Die Ursache: Erzählung
21.-25. Tausend
1929 Im Insel-Verlag zu Leipzig
Copyright 1915 by Insel-Verlag in Leipzig
Lisa Ertel gewidmet
Nach vierzehn unter der ständigen Beobachtung verbrachten Jahren, daß er eine entlarvte Illusion nach der andern für eine Portion Seelenschmutz hatte hingeben müssen, verspürte der vermögenslose Dichter Anton Seiler im Winter 1907, ohne die Ursache zu kennen, unvermittelt und heftig den Drang, von Berlin in die kleine Stadt zu reisen, wo er als Sohn eines Wagnergesellen auf die Welt gekommen war.

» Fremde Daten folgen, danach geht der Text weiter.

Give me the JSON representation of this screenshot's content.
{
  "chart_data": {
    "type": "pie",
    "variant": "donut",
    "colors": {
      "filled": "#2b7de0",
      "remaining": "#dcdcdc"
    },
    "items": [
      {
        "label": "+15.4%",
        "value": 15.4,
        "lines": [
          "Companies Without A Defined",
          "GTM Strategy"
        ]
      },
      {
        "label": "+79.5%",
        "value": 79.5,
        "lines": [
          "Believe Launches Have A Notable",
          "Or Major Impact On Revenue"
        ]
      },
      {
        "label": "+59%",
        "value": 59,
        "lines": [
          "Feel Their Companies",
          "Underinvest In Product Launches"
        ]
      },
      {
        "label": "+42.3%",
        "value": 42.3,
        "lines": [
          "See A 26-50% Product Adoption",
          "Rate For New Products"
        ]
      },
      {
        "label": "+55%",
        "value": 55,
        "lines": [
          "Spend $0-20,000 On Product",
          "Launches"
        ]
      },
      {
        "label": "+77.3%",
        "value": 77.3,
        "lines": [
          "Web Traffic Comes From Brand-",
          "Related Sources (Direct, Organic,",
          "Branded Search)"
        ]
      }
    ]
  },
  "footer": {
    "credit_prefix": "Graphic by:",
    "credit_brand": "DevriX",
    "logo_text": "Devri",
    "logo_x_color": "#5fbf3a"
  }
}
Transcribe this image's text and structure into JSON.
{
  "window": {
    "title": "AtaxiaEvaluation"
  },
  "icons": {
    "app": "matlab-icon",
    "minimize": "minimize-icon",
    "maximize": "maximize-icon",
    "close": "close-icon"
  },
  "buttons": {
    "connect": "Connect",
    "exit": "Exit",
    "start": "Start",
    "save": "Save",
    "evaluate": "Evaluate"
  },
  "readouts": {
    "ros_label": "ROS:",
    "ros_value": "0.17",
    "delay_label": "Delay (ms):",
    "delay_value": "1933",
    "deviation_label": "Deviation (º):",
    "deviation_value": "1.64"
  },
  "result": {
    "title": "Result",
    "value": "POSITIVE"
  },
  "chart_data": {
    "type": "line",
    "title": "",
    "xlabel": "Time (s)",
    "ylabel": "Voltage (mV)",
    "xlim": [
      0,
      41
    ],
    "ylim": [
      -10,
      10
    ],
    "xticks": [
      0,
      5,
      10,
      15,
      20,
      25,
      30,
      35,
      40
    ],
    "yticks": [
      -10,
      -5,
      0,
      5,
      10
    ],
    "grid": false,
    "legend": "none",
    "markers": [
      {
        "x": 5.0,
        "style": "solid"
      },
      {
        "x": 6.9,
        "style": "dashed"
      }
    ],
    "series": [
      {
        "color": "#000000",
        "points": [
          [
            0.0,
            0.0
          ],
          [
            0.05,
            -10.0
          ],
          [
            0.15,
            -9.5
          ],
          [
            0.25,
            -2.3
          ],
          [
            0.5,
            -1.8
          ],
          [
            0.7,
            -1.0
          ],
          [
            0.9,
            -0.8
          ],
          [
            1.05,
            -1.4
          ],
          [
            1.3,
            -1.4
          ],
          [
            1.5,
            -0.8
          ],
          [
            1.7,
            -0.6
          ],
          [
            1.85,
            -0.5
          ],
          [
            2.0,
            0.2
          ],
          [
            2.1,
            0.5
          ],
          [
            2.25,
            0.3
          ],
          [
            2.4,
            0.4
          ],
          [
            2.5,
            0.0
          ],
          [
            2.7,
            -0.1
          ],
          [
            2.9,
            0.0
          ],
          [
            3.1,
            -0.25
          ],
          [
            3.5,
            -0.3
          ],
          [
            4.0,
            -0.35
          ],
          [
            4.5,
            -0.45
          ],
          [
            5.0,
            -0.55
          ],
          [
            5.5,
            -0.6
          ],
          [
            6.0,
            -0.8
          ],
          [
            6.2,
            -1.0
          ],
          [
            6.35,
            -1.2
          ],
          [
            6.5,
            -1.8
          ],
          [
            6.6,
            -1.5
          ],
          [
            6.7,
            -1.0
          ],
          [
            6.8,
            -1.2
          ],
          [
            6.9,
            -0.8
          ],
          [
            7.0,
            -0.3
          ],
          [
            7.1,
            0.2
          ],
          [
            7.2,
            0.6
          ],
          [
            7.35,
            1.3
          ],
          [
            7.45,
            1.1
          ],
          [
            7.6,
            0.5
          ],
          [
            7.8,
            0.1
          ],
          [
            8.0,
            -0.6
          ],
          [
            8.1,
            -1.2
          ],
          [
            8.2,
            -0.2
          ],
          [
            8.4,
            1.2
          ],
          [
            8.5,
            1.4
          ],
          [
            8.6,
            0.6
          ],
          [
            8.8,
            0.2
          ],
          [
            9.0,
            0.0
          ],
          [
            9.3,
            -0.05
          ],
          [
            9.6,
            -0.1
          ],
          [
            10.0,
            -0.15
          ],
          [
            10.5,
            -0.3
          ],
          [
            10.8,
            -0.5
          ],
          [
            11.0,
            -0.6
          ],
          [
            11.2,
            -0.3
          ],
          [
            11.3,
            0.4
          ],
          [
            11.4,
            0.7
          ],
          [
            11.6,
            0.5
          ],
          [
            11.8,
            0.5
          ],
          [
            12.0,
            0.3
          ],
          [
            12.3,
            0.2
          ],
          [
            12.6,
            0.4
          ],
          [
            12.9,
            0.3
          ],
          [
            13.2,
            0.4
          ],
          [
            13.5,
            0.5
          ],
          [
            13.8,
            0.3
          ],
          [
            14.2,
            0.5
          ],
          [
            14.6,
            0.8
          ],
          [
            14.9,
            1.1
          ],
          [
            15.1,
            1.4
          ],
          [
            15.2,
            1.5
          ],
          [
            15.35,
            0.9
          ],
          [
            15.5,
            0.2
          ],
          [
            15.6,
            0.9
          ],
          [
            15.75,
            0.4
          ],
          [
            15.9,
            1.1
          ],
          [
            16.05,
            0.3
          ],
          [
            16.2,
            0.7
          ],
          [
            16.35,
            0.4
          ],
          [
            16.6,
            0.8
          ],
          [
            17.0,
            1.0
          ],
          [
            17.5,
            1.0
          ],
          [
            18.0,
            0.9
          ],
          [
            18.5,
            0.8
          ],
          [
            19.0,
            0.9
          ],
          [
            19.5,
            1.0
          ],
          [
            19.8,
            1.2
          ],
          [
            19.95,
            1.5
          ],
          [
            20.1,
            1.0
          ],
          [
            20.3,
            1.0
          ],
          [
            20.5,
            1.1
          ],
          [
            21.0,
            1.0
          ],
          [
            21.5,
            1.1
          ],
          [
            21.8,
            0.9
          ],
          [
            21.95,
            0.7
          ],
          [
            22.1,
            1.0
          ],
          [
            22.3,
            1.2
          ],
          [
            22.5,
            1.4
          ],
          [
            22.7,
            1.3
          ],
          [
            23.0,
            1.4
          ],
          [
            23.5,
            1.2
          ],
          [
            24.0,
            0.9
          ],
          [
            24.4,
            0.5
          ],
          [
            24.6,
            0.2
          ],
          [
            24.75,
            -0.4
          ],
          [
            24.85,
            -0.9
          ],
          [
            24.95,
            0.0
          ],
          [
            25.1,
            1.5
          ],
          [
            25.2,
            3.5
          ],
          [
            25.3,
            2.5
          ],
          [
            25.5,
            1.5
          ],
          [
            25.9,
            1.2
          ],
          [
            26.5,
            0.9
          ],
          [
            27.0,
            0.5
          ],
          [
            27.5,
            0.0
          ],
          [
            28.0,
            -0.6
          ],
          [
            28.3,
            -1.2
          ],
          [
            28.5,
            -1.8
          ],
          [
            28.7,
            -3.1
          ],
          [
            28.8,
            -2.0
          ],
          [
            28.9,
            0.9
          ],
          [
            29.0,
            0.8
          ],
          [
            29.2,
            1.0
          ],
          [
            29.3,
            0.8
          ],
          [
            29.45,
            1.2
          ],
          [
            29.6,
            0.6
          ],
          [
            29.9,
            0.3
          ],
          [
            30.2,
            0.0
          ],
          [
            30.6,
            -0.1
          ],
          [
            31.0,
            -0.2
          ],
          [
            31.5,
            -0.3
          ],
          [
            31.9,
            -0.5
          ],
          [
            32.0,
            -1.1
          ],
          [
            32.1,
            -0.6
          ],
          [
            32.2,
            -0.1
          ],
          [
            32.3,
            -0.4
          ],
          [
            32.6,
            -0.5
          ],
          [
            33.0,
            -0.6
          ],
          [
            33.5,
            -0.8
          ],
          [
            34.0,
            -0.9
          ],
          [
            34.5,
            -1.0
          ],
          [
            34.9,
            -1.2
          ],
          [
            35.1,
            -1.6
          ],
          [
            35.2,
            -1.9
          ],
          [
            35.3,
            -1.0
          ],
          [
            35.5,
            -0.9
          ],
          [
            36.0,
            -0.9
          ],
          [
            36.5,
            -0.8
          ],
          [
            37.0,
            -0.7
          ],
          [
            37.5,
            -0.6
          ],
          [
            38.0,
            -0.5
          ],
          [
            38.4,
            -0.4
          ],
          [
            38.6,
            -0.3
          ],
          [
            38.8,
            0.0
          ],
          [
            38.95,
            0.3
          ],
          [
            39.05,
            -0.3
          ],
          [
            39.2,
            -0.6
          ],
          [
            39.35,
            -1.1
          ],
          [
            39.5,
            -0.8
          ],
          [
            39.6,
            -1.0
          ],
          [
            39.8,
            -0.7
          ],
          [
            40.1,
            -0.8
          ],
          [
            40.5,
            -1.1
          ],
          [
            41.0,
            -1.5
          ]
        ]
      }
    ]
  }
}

Die resultatlos verbrauchte Energie hatte sein Gesicht scharf gemacht wie das eines gefährlichen, rücksichtslosen Verbrechers. Alle Reisenden im Abteil fühlten einen Widerstand, den Dichter mit in die Unterhaltung zu ziehen. Und alle verstummten vor Verwunderung, weil ganz unerwartet die scharfe Verbrechermaske seines Gesichts von einem traurigen Lächeln zerbrochen wurde, als er dem im Seitengang stehenden kleinen Mädchen zunickte.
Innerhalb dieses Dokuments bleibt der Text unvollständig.